Did not finish.
I enjoy Good Eats, I generally enjoy Brown's perspective on cooking, and I definitely agree that knowing the foundation of cooking will make you a better cook. This book, however, is not for me.
Too many pages had text discussing one thing, sidebars discussing something else, and drawings demonstrating a third. Like learning food science from an unmedicated 5 year old with ADHD. The drawings were also too stylized, not as basic and clear as the drawings in Brown's other books. The fact that his other books are sketches "by Alton Brown" and this book are illustrations by (6) other people "based on sketches by Alton Brown" is probably why it ended up looking like they were trying too hard to be pretty and slightly retro and eye-catching. Sorry, I don't need eye-catching, I need basic and clear, with no off-set colour.
Additionally, some visual aids that would work well in a video format (ie, on Good Eats) just do not work in a written/drawn form. The Lucy Model, for example, in which Lucy and Ethel are food and candies on a conveyor belt are the temperature of water, left me understanding convection less well than I did before I started reading the book.

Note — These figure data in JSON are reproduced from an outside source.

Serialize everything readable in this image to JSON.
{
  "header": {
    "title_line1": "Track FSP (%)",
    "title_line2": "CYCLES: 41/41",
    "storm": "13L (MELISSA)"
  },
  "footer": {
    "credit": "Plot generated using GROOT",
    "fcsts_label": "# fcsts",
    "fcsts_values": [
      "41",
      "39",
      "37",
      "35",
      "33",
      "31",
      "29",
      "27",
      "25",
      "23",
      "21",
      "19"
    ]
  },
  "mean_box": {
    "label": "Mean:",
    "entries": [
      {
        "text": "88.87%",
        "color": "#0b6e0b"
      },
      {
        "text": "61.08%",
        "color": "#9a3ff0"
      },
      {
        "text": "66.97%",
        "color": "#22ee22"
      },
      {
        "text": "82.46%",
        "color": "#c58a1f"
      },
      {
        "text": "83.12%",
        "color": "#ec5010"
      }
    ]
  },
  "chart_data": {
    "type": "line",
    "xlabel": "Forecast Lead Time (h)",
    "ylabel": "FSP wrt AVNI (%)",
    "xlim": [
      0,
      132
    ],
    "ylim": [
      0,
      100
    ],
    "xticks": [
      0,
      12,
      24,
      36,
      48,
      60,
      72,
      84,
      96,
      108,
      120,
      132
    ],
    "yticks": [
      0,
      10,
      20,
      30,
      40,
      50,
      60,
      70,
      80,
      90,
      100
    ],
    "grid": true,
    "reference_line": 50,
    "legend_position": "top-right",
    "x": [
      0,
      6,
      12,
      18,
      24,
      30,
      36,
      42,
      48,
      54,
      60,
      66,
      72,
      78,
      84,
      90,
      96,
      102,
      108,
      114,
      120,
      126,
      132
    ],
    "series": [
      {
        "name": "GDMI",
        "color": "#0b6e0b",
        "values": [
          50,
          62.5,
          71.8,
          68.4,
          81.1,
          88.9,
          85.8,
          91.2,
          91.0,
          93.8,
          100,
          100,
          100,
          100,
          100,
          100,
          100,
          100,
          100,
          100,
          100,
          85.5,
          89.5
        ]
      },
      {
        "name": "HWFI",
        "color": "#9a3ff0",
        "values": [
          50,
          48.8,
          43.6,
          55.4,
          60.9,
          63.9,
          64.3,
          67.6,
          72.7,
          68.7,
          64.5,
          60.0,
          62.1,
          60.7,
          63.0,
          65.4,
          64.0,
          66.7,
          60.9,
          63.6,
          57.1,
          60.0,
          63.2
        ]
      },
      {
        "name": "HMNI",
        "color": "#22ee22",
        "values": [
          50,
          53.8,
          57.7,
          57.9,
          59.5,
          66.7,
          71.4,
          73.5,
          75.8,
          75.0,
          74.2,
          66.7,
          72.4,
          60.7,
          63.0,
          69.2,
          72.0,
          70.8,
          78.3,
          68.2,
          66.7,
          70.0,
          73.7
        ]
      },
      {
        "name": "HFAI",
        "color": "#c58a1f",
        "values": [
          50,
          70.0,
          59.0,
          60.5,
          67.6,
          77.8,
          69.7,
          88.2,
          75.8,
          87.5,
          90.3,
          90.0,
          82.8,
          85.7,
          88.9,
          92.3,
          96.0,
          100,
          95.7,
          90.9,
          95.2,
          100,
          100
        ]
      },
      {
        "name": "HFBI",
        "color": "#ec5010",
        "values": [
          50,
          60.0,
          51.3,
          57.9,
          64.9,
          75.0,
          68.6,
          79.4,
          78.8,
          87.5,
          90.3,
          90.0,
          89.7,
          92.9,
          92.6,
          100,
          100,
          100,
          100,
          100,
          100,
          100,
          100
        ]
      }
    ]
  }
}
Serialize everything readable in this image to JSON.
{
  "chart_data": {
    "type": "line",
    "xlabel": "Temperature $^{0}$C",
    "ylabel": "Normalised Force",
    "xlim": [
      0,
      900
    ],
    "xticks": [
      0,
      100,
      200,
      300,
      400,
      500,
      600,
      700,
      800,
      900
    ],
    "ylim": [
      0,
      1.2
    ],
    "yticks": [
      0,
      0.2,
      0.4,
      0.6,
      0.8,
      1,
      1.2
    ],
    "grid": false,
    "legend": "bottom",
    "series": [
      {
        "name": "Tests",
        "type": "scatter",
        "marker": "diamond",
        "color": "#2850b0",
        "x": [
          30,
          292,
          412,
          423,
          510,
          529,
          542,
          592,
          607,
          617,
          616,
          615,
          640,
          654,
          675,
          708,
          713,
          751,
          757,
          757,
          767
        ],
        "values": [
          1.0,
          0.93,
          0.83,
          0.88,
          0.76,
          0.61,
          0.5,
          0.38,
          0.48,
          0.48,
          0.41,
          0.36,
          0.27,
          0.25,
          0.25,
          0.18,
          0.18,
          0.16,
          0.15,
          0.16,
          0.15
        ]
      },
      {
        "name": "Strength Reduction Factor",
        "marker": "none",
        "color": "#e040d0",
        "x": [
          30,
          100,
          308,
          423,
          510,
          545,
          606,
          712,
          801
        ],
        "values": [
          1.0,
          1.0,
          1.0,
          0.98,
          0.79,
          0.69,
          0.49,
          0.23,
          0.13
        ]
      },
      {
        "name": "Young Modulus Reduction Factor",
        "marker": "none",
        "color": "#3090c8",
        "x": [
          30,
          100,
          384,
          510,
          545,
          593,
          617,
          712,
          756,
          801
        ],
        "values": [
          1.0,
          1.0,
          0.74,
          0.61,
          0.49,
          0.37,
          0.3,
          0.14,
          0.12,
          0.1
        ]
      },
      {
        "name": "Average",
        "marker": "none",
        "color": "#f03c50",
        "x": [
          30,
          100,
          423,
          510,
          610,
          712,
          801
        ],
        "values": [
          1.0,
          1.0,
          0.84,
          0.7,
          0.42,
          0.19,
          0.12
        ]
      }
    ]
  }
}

Overall, the book was frustrating and I choose to stop spending my time on it. It's like the modern American inability to concentrate (short attention span) in book form. There are almost no pages that can just be read, nearly every page requires reading a bit, then down to the footnotes, then over to the graphic, then the other direction to the sidebar box, then follow the arrow to the extra note, then to the other sidebar for the last sidebar box, then back to the text, which is full of bullet points and bolded phrases and subheadings.